Metcalfe's ideas are that the greater Boston area holds 10 first class research universities and over 100 universities in total. This is the place that he proposes to house the "Massachusetts Enertech Cluster"(MEC). He proposes the MEC to be modeled on the Silicon Valley Cluster, the area of MEC's focus will be on innovation in oil and gas, and I can not agree with him more.

Metcalfe's interest from a venture capital perspective are listed in this blog entry and include: Ember, Scicortex, and Greenfuel.

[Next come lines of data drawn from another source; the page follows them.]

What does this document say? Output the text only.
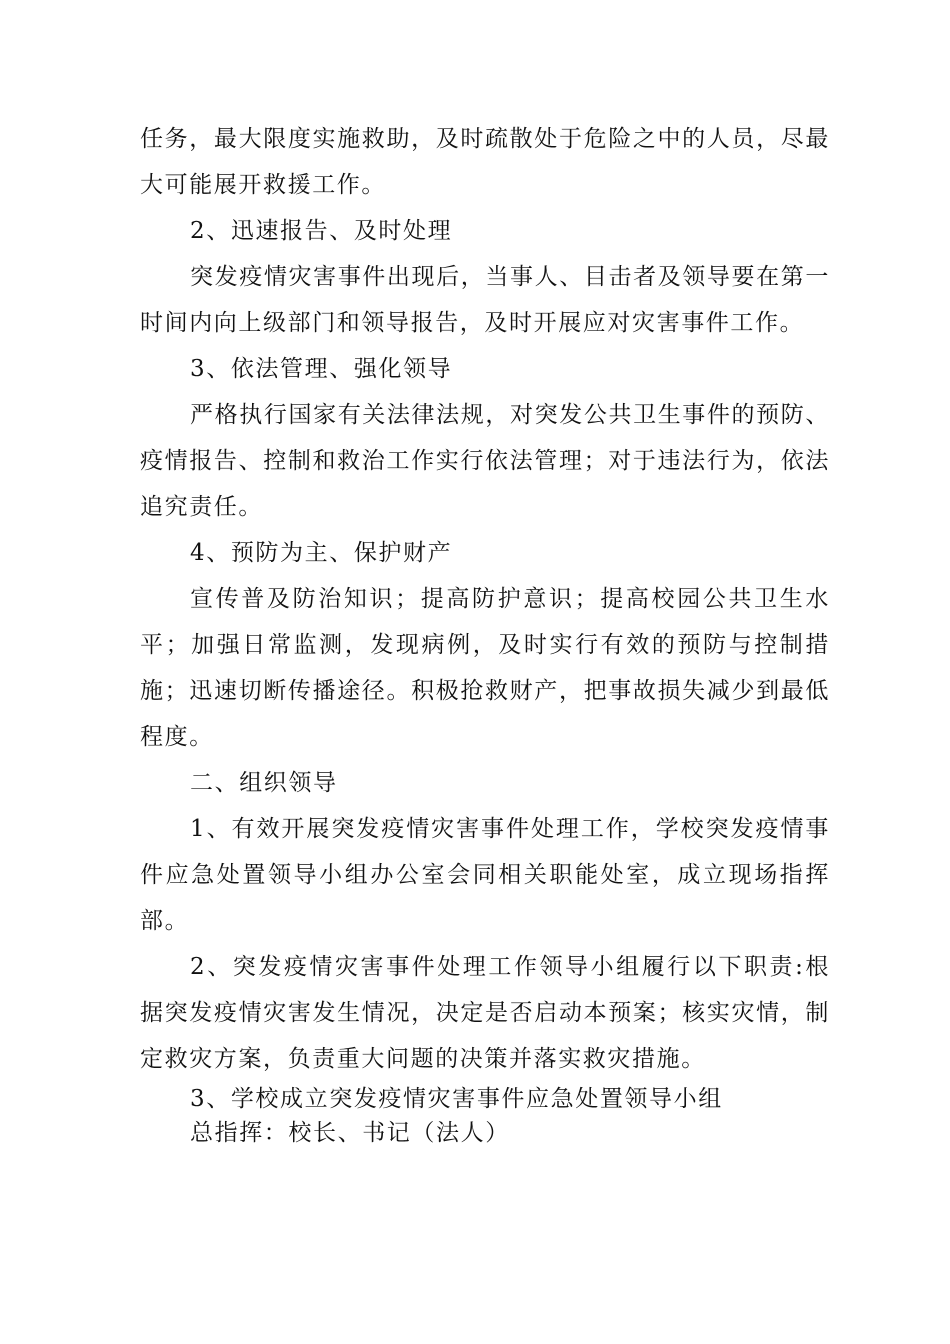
任务，最大限度实施救助，及时疏散处于危险之中的人员，尽最大可能展开救援工作。

2、迅速报告、及时处理

突发疫情灾害事件出现后，当事人、目击者及领导要在第一时间内向上级部门和领导报告，及时开展应对灾害事件工作。

3、依法管理、强化领导

严格执行国家有关法律法规，对突发公共卫生事件的预防、疫情报告、控制和救治工作实行依法管理；对于违法行为，依法追究责任。

4、预防为主、保护财产

宣传普及防治知识；提高防护意识；提高校园公共卫生水平；加强日常监测，发现病例，及时实行有效的预防与控制措施；迅速切断传播途径。积极抢救财产，把事故损失减少到最低程度。

二、组织领导

1、有效开展突发疫情灾害事件处理工作，学校突发疫情事件应急处置领导小组办公室会同相关职能处室，成立现场指挥部。

2、突发疫情灾害事件处理工作领导小组履行以下职责:根据突发疫情灾害发生情况，决定是否启动本预案；核实灾情，制定救灾方案，负责重大问题的决策并落实救灾措施。

3、学校成立突发疫情灾害事件应急处置领导小组

总指挥：校长、书记（法人）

"Ember is a networking company that delivers tiny radio semiconductors and protocol software. Ember’s aim is to network all the world’s embedded micro-controllers, of which, according to IDC (another Massachusetts company) there will be 10 billion new ones shipped next year. Ember’s go-to-market focus is home and building control. And what do you think the principal benefits of home and building control are? By wirelessly controlling lights, heating, ventilation, and air conditioning, many of Ember’s early customers are conserving energy. By wirelessly reading meters, many of Ember’s early customers better measure the energy they are saving"
"SiCortex is a computer systems company, so why is it an example of Massachusetts enertech? First, SiCortex has just launched open-source software Linux superclusters that improve by factors of 10 delivered computational performance per dollar, per foot, and, yes, per watt. Because they each consume two factors of 10 fewer watts than the PC microprocessors on our desks, SiCortex fits six 64-bit microprocessors on a chip and therefore 5,832 in a single cabinet, cooled by air, saving energy on running the computers and even more on cooling them. That’s enertech. And second, SiCortex is enertech because its superclusters are designed for high-performance computing applications, prominent among which are seismic data analysis for oil exploration, climate modeling, fluid dynamics, reactor simulations, quantum chromo dynamics — enertech. No wonder the lead in SiCortex’s recent $21M venture financing was Chevron."
"GreenFuel is now working with huge electric power plants in the Arizona desert to scale up its enertech. GreenFuel pipes CO2-laden flue gases through algae slurries circulating in solar bioreactors. GreenFuel algae use photosynthesis in enertech greenhouses to remove greenhouse gases (CO2 and NOx) from the flue gases before release into the atmosphere. And then, get this, the rapidly thickening algal slurry is harvested several times per day to produce lipids, starches, and proteins for extraction into substantial quantities of, respectively, biodiesel, ethanol, and feed. GreenFuel algae-solar bioreactors do require acreage, water, and electricity, but junk land, dirty water, and single-digit percentages of parasitic power. GreenFuel treats CO2 as a valuable plant food and, rather than try to sequester it expensively, GreenFuel recycles CO2, cleaning the atmosphere while producing cheap and clean energy"
Out of these I would particularly like to point out the business of Ember. Building the network for all the worlds embedded network microcontrollers. Metcalfe defines the market as being 10 billion devices that will be shipped in 2007. IPv6 will provide the unique addressing of each of these devices, wirelessly. This is exactly the reason why IPv6 and WiMax reside in my Technical Vision.

This is evidence to me we are entering a world where things are changing quickly. Companies that continue to hold on to old ways of business risk everything. Now is the time for change.